CV NEWS FEED // The South Carolina Supreme Court recently ruled that a diocesan sexual abuse case can proceed, reversing the decision of a lower court that ruled against the victim and handed the case to the Diocese of Charleston under a charitable immunity statute.
According to The Post and Courier a man anonymously filed a lawsuit against the Diocese of Charleston in 2018 and alleged that two teachers at the diocese’s Sacred Heart Catholic School sexually assaulted him in 1969 and 1971 while he attended the school.

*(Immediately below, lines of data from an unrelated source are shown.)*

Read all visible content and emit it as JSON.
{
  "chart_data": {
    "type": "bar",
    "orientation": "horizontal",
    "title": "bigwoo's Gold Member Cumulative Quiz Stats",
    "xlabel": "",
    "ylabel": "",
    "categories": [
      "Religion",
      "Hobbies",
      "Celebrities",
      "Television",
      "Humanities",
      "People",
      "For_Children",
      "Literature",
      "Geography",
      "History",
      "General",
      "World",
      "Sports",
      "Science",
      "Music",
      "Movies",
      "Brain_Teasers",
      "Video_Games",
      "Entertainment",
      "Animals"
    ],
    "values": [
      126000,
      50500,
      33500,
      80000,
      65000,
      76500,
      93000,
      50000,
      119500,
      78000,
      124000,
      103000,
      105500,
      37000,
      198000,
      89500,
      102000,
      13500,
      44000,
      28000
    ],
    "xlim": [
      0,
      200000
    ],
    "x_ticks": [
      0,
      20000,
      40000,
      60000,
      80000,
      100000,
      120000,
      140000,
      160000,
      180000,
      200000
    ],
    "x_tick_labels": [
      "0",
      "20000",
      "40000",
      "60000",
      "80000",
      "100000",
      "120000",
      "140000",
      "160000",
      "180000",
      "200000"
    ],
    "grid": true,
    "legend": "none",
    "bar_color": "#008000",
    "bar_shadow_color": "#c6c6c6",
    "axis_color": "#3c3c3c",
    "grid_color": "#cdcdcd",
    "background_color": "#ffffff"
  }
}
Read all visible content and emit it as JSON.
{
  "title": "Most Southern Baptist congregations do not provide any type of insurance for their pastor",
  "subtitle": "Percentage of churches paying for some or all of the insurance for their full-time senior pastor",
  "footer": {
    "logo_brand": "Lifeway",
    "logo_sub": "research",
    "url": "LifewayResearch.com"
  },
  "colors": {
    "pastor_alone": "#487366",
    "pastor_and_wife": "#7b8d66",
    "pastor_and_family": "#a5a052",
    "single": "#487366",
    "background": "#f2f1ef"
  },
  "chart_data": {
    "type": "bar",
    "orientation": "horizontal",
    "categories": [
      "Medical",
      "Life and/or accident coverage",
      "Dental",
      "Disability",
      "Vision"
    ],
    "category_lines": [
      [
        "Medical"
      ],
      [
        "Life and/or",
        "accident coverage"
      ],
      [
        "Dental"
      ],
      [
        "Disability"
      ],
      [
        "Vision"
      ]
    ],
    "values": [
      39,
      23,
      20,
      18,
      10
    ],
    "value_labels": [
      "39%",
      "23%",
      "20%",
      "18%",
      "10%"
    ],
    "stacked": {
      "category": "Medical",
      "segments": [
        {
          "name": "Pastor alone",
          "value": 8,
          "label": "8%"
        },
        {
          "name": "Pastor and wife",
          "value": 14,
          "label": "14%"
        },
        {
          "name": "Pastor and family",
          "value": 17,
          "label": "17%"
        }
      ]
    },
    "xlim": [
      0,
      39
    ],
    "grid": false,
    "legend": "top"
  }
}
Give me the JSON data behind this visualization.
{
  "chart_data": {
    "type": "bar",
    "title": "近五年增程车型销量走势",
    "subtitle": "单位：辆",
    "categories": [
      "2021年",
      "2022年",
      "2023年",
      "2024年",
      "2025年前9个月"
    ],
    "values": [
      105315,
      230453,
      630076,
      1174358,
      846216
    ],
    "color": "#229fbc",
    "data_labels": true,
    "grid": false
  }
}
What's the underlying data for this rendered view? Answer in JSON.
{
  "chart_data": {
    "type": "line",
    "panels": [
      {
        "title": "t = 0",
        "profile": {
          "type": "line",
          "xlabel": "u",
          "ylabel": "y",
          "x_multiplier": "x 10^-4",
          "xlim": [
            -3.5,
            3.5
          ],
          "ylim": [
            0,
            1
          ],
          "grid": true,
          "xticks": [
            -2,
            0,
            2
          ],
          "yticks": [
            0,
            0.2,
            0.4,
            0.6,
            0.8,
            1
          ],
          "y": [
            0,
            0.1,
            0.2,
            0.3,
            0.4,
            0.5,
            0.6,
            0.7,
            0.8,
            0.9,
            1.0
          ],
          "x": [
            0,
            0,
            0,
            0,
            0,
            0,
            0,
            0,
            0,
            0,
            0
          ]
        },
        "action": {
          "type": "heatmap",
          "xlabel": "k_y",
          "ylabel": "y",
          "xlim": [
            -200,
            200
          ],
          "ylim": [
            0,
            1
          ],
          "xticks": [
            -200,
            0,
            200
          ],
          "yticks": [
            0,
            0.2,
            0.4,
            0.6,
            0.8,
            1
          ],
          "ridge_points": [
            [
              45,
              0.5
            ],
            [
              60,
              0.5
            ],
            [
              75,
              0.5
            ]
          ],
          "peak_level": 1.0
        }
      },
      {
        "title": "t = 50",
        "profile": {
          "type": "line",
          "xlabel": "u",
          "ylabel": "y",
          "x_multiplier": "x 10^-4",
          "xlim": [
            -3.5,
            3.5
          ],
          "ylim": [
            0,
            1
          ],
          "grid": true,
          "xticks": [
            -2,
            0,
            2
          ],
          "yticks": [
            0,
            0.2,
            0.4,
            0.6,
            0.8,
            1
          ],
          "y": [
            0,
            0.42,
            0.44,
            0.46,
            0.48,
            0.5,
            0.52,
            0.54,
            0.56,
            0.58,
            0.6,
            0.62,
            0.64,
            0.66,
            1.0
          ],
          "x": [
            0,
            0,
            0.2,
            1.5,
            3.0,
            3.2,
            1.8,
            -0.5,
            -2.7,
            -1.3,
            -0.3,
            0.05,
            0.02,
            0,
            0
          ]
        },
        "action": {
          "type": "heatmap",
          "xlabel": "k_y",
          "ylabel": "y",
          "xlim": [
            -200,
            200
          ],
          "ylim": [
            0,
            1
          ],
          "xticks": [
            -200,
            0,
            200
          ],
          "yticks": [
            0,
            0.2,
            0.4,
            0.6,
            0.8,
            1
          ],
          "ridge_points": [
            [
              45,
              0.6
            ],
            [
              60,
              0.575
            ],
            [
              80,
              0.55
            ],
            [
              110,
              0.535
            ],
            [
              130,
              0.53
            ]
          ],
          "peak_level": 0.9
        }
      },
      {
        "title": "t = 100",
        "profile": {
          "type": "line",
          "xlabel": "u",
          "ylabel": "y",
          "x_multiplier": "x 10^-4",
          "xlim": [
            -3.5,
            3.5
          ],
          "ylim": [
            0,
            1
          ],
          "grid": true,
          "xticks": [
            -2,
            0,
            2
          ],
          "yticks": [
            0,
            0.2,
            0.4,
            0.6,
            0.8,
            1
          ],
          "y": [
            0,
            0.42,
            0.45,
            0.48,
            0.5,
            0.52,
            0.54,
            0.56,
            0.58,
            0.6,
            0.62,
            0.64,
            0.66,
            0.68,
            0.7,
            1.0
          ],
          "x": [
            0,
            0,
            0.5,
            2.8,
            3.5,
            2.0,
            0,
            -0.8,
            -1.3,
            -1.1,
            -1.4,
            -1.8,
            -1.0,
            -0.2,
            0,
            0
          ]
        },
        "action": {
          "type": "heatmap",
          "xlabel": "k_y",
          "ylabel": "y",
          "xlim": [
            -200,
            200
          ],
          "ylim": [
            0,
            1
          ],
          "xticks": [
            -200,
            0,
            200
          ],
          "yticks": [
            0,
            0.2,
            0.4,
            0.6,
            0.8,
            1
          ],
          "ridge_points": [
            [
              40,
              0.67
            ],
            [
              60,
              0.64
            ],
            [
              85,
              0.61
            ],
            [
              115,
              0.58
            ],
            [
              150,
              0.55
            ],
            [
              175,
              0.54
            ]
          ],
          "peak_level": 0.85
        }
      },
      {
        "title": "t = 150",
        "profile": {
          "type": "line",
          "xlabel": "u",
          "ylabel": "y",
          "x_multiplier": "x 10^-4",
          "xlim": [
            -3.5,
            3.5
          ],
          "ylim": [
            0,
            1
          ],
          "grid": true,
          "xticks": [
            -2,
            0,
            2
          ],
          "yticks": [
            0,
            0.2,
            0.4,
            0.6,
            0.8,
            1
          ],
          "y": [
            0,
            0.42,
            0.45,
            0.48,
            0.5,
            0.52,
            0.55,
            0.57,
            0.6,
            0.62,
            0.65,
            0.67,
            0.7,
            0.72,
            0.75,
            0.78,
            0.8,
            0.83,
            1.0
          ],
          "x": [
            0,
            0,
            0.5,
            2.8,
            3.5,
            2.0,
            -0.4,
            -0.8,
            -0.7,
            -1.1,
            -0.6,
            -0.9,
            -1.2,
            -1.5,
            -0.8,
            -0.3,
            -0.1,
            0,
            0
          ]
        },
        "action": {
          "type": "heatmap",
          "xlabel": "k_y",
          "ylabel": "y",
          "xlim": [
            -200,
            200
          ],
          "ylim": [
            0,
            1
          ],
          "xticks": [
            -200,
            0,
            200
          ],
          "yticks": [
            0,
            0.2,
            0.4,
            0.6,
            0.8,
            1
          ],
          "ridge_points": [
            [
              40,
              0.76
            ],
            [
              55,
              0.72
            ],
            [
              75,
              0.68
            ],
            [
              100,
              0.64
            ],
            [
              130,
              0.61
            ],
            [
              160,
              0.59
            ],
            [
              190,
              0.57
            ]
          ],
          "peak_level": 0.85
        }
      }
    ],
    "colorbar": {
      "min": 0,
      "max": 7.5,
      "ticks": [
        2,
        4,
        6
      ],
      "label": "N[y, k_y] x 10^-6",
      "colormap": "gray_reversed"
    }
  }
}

The alleged perpetrators are now deceased.
“In addition to relief for the sexual abuse and emotional distress that resulted from the incident, the plaintiff also accused the diocese of gross negligence in relation to the incident along with a bevy of other charges ranging from fraudulent concealment and civil conspiracy to a breach of contract,” the Post and Courier reported.
WCBD, a Charleston NBC affiliate, reported that the case was previously decided by a circuit court judge, who made a summary judgement and ruled in favor of the Diocese under South Carolina’s charitable immunity statute. According to the Post and Courier, the statute is now defunct but used to protect “charitable organizations from legal action.”
The Post and Courier additionally reported that the Diocese argued that the actions in the lawsuit occurred while charitable immunity was still in place, and cited a 1973 lawsuit, Jeffcoat v. Caine, which “determined charitable immunity never extended to so-called ‘intentional torts’ like the case filed against the diocese.”
WCBD added that the South Carolina Supreme Court repealed the charitable immunity statute in a 1981 case, but because the actions in the John Doe lawsuit occurred before that ruling, charitable immunity was still considered by the court on behalf of the Diocese.
However, the state Supreme Court unanimously ruled that the precedent did not exempt the Diocese.
“Jeffcoat did not change the law,” Justice Garrison Hill wrote in the Jan. 15 decision, according to the Post and Courier. “It confirmed what the law had always been: that charitable immunity never extended to intentional torts. Nothing in our decisions in the half century since Jeffcoat shakes that judgment. The doctrine of charitable immunity therefore does not bar Petitioner’s intentional tort claims against the Diocese.”
According to WCBD, attorney David Haller, who represents John Doe, called the decision “a clear victory for truth and justice.”
In a statement to WCBD, the Diocese said only that the case “will continue to proceed through the legal process” and declined to comment further given the lawsuit’s undecided status.